From Yoshimi Z:


1. I watched the film, Brazil, and read Kafka's, "In the Penal
Colony."
2. From the story, I understand the message is that we need technology
in our lives such as telephone, television, computer; machines referred
to as the "apparatus" in the book. The computers are changing our
social time and communication with people.
3. What I understood to be the message of the film is we should not
trust the technology too much. In the film, there were many uses of
technology that seemed to simplify your life, but almost every
"apparatus" malfunctioned. When you have an "apparatus" in you life,
you may not be able to live without technology in your social life,
because you're so used to it.
4. I was glad to see that professor Harris had the same idea about the
repetitive nature of the movie as I did. I often asked myself where
this movie is going. The "hero", is timid and I often wished he would
just get on with it.
5. One thing I did not understand was how the TVs played a role in the
film. Why were the people not allowed to watch TV? I found no real
connection at the end of the movie.

Yoshimi Zaitsu <yzaitsu@hotmail.com> hum10577su98
______________________________________________________
From Jeff S:

1.My comments are on "In the Penal Colony" and _Brazil_.

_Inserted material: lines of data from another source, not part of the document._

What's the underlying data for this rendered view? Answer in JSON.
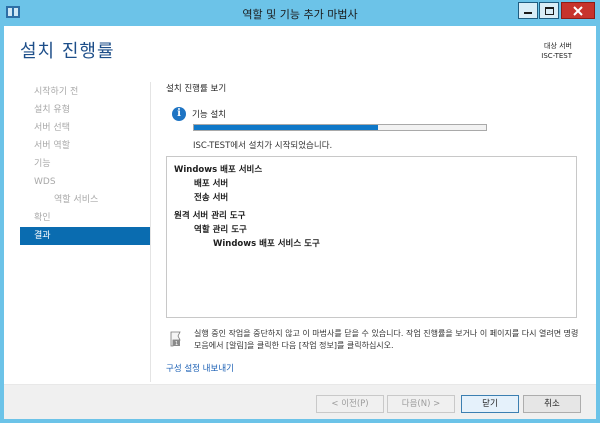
{
  "window": {
    "title": "역할 및 기능 추가 마법사"
  },
  "header": {
    "title": "설치 진행률",
    "target_label": "대상 서버",
    "target_server": "ISC-TEST"
  },
  "nav": {
    "items": [
      {
        "label": "시작하기 전",
        "state": "disabled",
        "indent": 0
      },
      {
        "label": "설치 유형",
        "state": "disabled",
        "indent": 0
      },
      {
        "label": "서버 선택",
        "state": "disabled",
        "indent": 0
      },
      {
        "label": "서버 역할",
        "state": "disabled",
        "indent": 0
      },
      {
        "label": "기능",
        "state": "disabled",
        "indent": 0
      },
      {
        "label": "WDS",
        "state": "disabled",
        "indent": 0
      },
      {
        "label": "역할 서비스",
        "state": "disabled",
        "indent": 1
      },
      {
        "label": "확인",
        "state": "disabled",
        "indent": 0
      },
      {
        "label": "결과",
        "state": "active",
        "indent": 0
      }
    ]
  },
  "main": {
    "section_title": "설치 진행률 보기",
    "status_label": "기능 설치",
    "progress_fraction": 0.63,
    "status_message": "ISC-TEST에서 설치가 시작되었습니다.",
    "results": [
      {
        "text": "Windows 배포 서비스",
        "level": 0
      },
      {
        "text": "배포 서버",
        "level": 1
      },
      {
        "text": "전송 서버",
        "level": 1
      },
      {
        "text": "원격 서버 관리 도구",
        "level": 0
      },
      {
        "text": "역할 관리 도구",
        "level": 1
      },
      {
        "text": "Windows 배포 서비스 도구",
        "level": 2
      }
    ],
    "notice": "실행 중인 작업을 중단하지 않고 이 마법사를 닫을 수 있습니다. 작업 진행률을 보거나 이 페이지를 다시 열려면 명령 모음에서 [알림]을 클릭한 다음 [작업 정보]를 클릭하십시오.",
    "export_link": "구성 설정 내보내기"
  },
  "footer": {
    "prev_label": "< 이전(P)",
    "next_label": "다음(N) >",
    "close_label": "닫기",
    "cancel_label": "취소"
  },
  "colors": {
    "titlebar": "#6cc3e8",
    "accent": "#0a6cb0",
    "progress": "#0f78c8",
    "link": "#1a5fb4"
  }
}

2. What do you understand to be the point/message/theme of the story?

In Franz Kafka's short story "In the Penal Colony" the dominant theme seems

to be the supremacy of technology that works effectively over the value of

human life. The theme centered around technology that carried out its task

precisely on human candidates that had, to some degree, failed to carry out

their tasks completely. Another theme that appears is the irony involved in

the utilization of technology for the administration of "justice", which is

really not just at all, even upon its final victim and greatest proponent.

Irony plays a role in that the officer ends up subjecting himself to the

apparatus as its final victim and the machine, instead of carrying out its

gruesome inscription "BE JUST", breaks and brutally murders him. Irony is

also the dominant theme when the explorer felt he may be overstepping his

grounds as an observer when voicing his concerns about the legitimacy of the

justice system and the method of capital punishment, however, as a result of

the loquacious manner of the paranoid officer, these concerns were calmed.

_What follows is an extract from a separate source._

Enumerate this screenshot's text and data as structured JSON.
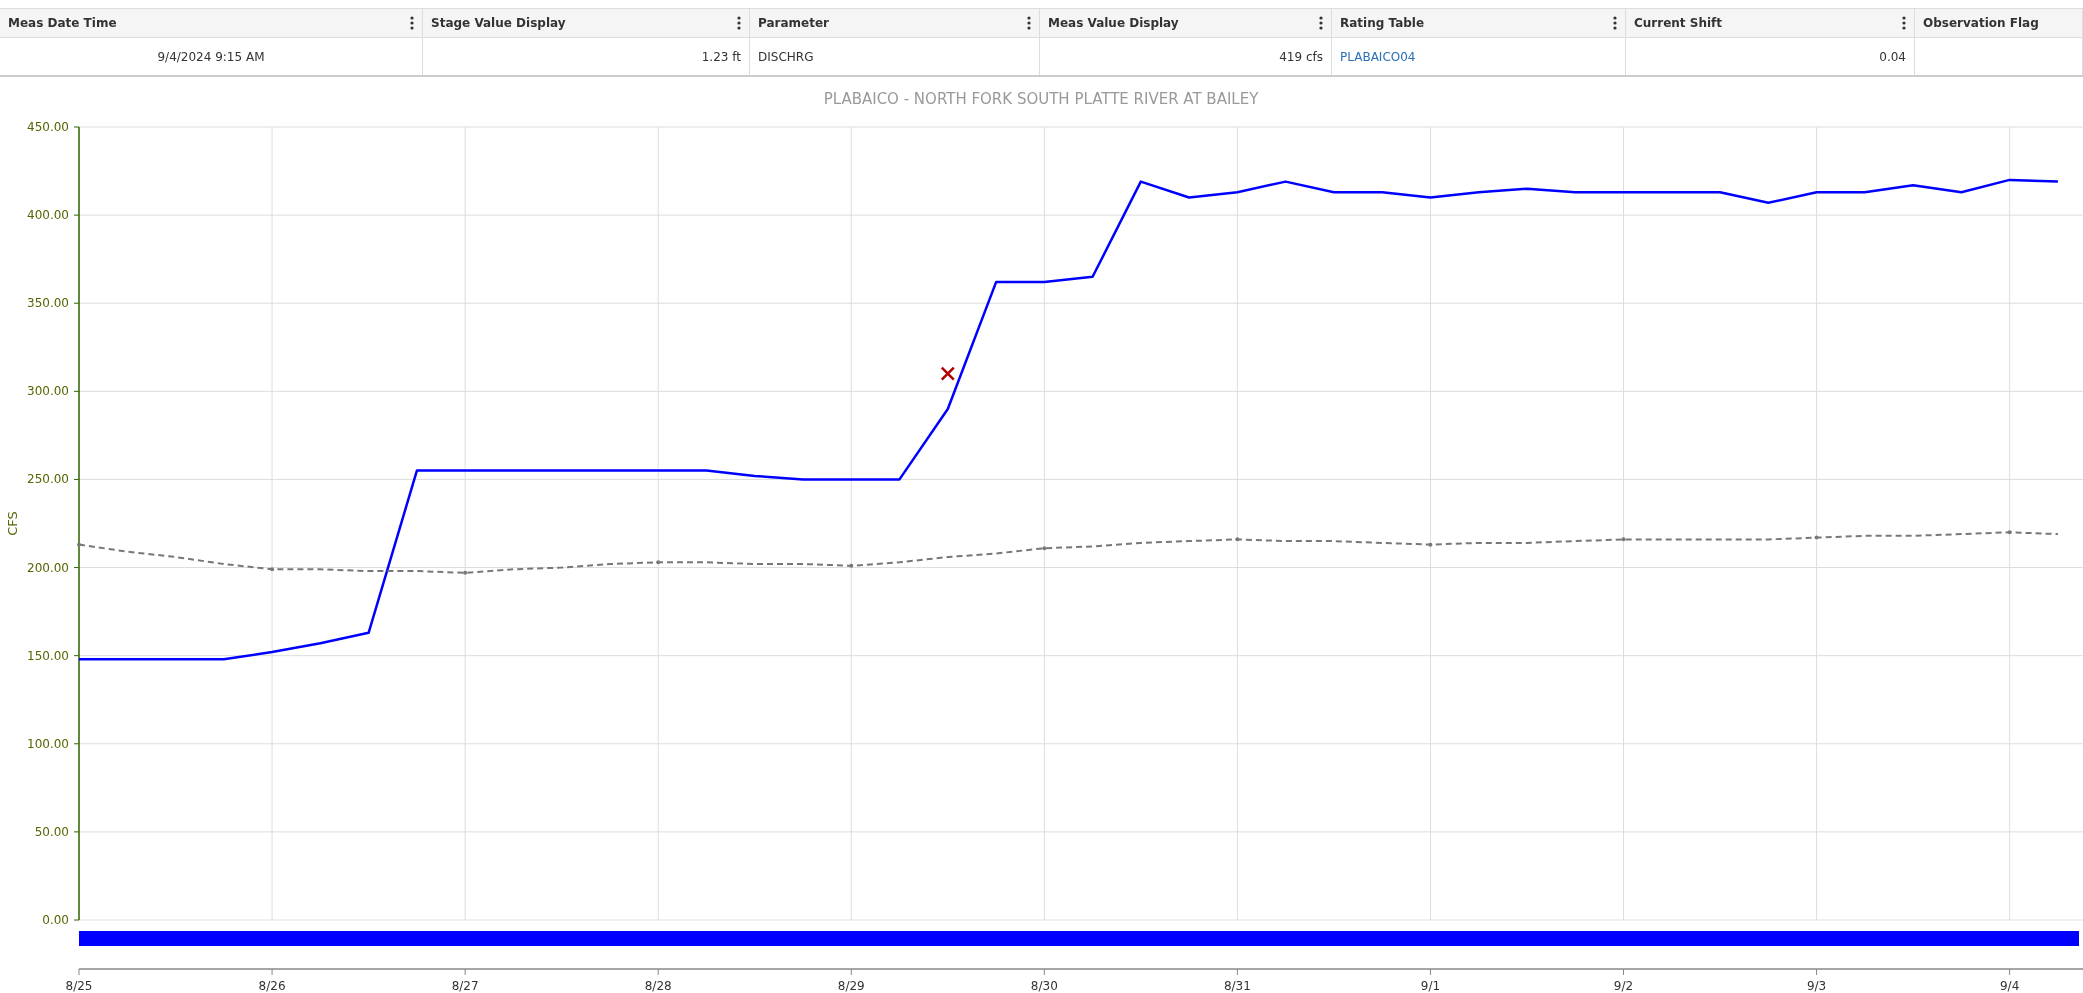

In the words of the Kafka defining the explorer's thoughts, "so easy, then,

was the task he had felt to be so difficult."

 

3. What do you understand to be the point/message/theme of the film?

The film _Brazil_ painted a grim picture of what a world obsessed with

technology and information would be like. It portrays a dark, bureaucratic

and impersonal world where technology has replaced human emotion and the

value of human life.

 

4. Comment on at least one point that you found helpful in Professor

Harris's commentary.

Professor Harris's description on the character attributes in both the short

story and the movie are right on the mark. I would also agree with Professor

Harris's summation of the movies main character. I would submit, however,

that in my opinion, perhaps Professor Harris missed the dominant theme of

both the movie and the story. Technology, in both of these pieces, replaced

the value of human life. In the story the officer used the apparatus on

people not because of their vile act of crime but rather because he was

deeply fascinated (to the point of being mentally ill) with how the machine

carried out its gruesome task. This is why he was willing to submit to it

rather than see its demise and the hands of the new commandant. Throughout

the movie it is clearly apparent that technology and its use, regardless of

how effective or ineffective it works, is of greater worth than the people

who are forced to use it. Technology and information become the masters and

mankind becomes the willing slave.

 

5. What is one question you have or one clarification you wish to have

presented in relation to these works?

I don't think I fully grasp the ending of the short story. The story came to

an abrupt halt yet went to great lengths to mention seemingly unrelated or,

at best, loosely related information such as the explorer going to see the

gravesite of the old commandant and then heading straight for the docks and

preventing the soldier and the pardoned criminal from joining him aboard the

boat. I didn't really understand the point of this.